With this faith we will be able to transform the jangling discords of our nation into a beautiful symphony of brotherhood. With this faith we will be able to work together, to pray together, to struggle together, to go to jail together, to stand up for freedom together, knowing that we will be free one day. 

This will be the day, this will be the day when all of God's children will be able to sing with new meaning: "My country 'tis of thee, sweet land of liberty, of thee I sing. Land where my fathers died, land of the pilgrim's pride, from every mountainside, let freedom ring!" And if America is to be a great nation, this must become true. 

And so let freedom ring from the prodigious hilltops of New Hampshire. 
Let freedom ring from the mighty mountains of New York. 
Let freedom ring from the heightening Alleghenies of Pennsylvania. 
Let freedom ring from the snow-capped Rockies of Colorado.
Let freedom ring from the curvaceous slopes of California. 
But not only that. 
Let freedom ring from Stone Mountain of Georgia. 
Let freedom ring from Lookout Mountain of Tennessee.
Let freedom ring from hill and molehill of Mississippi, from every mountainside, let freedom ring!

And when this happens, when we allow freedom to ring, when we let it ring from every village and every hamlet, from every state and every city, we will be able to speed up that day when all of God's children, black men and white men, Jews and Gentiles, Protestants and Catholics, will be able to join hands and sing in the words of the old Negro spiritual, "Free at last, free at last. Thank God Almighty, we are free at last." 

If anyone had questioned how deeply the summer's activities had penetrated the consciousness of white America, the answer was evident in the treatment accorded the March on Washington by all the media of communication. Normally Negro activities are the object of attention in the press only when they are likely to lead to some dramatic outbreak, or possess some bizarre quality. The march was the first organized Negro operation that was accorded respect and coverage commensurate with its importance. The millions who viewed it on television were seeing an event historic not only because of the subject but because it was being brought into their homes. 

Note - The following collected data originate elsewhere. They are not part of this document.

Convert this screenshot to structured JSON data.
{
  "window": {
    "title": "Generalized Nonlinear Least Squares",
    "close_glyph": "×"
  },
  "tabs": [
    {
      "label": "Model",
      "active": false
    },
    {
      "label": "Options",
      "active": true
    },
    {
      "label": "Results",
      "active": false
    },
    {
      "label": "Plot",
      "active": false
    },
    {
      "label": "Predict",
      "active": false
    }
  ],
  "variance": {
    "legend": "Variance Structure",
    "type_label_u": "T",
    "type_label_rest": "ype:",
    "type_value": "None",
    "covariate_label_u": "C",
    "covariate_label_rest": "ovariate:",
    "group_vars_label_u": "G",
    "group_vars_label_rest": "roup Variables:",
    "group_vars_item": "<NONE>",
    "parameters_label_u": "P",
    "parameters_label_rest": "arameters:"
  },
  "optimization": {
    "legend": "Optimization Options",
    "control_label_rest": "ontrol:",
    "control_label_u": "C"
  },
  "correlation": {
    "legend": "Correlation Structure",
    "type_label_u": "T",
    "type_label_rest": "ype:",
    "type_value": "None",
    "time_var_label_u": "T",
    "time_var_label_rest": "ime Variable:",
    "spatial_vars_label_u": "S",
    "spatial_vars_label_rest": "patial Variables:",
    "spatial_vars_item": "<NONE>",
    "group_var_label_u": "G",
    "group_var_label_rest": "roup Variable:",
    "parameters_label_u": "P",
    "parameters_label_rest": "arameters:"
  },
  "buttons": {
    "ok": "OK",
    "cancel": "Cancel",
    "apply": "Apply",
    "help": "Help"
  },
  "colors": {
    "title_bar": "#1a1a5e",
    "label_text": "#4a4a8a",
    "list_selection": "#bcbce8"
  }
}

Millions or white Americans, for the first time, had a clear, long look at Negroes engaged in a serious occupation. For the first time millions listened to the informed and thoughtful words of Negro spokesmen, from all walks of life. The stereotype of the Negro suffered a heavy blow. This was evident in some of the comments which reflected surprise at the dignity, the organization, and even the wearing apparel and friendly spirit of the participants. If the press had expected something akin to a minstrel show, or a brawl, or a comic display of odd clothes and bad manners, they were disappointed. A great deal has been said about a dialogue between Negro and white. Genuinely to achieve it requires that all the media of communications open their channels wide as they did on that radiant August day.

As television beamed the image of this extraordinary gathering across the border oceans, everyone who believed in man's capacity to better himself had a moment of inspiration and confidence in the future of the human race. And every dedicated American could be proud that a dynamic experience of democracy in the nation's capital had been made visible to the world.